For most of us our notions of home are of the secure, fixed sanctuary that acts as the base for our everyday lives, both physically and emotionally. We often have a clear image of its function, which extends to its construction: the memorable intricacies and peculiar facts about the physical building. Do we take home for granted? What if it wasn’t so permanent?
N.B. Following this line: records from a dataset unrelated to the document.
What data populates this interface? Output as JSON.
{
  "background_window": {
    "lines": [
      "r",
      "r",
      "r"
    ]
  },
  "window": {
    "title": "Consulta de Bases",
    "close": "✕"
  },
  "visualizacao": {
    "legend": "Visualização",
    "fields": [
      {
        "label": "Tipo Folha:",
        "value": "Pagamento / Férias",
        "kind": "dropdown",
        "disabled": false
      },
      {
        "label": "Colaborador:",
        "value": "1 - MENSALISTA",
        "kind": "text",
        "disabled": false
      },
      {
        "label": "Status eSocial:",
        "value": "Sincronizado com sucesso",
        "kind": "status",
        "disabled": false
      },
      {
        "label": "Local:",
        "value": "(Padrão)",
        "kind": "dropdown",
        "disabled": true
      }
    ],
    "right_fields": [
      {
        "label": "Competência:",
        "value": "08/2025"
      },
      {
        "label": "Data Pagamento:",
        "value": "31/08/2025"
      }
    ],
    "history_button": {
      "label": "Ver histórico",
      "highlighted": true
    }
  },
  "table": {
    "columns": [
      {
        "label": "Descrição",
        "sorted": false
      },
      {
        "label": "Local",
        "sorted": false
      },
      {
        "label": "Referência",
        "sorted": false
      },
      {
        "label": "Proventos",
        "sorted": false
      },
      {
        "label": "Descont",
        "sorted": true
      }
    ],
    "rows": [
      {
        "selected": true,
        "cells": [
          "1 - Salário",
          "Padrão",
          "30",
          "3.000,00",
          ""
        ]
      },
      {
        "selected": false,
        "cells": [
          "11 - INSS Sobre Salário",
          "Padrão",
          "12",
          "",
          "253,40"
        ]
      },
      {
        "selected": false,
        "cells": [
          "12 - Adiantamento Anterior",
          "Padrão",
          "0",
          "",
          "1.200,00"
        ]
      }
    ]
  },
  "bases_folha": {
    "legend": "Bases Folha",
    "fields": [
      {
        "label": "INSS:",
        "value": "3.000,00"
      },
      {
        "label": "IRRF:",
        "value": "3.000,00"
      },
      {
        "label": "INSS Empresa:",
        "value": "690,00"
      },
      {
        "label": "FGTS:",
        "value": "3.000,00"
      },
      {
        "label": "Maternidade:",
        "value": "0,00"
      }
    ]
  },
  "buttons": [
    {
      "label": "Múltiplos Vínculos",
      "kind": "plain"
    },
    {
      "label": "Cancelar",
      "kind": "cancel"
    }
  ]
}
‘Of no fixed abode’ presents a selection of work by artist Fiona Hughes, who has been artist-in-residence at the Royal Masonic School for Girls, Rickmansworth. With that coming to an end in August, this exhibition acts as a conclusion to her two year working residency. Rather than each work existing independently, ‘Of no fixed abode’ shows them working together as an exchange of ideas or shades of the same story. Divided into three areas, the first and largest greets us with a line of tiny wax bricks. Hollow and individually handmade, each brick is fragile and susceptible. They draw a fragmented landscape (we only see parts of buildings, nothing complete or whole) that is so familiar it could be anywhere but in that skyline. The lines echo those of the sketches of abandoned buildings, drawn with tape. Cardboard castings of bricks build the corner of an unseen room, and castings of the inside of boxes themselves lay out the beginnings of a floor plan of another. Perhaps the most dominating aspect to the room is the facade of a brown paper boxes. Here, Hughes has constructed an adult-sized Wendy house within the gallery from the same materials that we pack up our homes into when the time comes to move on. The empty, simplified boxes of different shapes and sizes become the very bricks that build the notional stability of the home. But instead of being comforting and secure, the walls feel strangely oppressive and at the same time temporary. In the last space sits a series of houses, partly constructed/destroyed. One fits within the next, describing a sequence of homes, each built upon the previous.

Hughes’ life has been a series of moves. Although born in the UK, at six weeks old her family flew back to Indonesia where her parents had been up until the birth. Her biography traces frequent moves between villages and towns, between Indonesia and the UK. Significantly at the age of 13 her family were evacuated from their town due to an outbreak of war; their then home was burnt down in the fighting. Now living and working in the UK, Hughes has been deeply influenced by her unconventional ideas about home. For her the experience of home has usually been temporary, a times constantly living out of boxes, where the boxes become more of at home than the building that they are in.

Tim Stock, 2010

Sunday, 13 June 2010

Bath - Here today gone tomorrow




Here is an image of my work in exhibition Here Today Gone Tomorrow as part of Bath's Fringe Art festival. The exhibition was dismantled today and tomorrow I'm getting a train to Bath to collect the work.

I was really pleased with the exhibition - full of really interesting work.

An artwork by Michael Coombe stood out to me... I'm going to follow up getting in touch with him.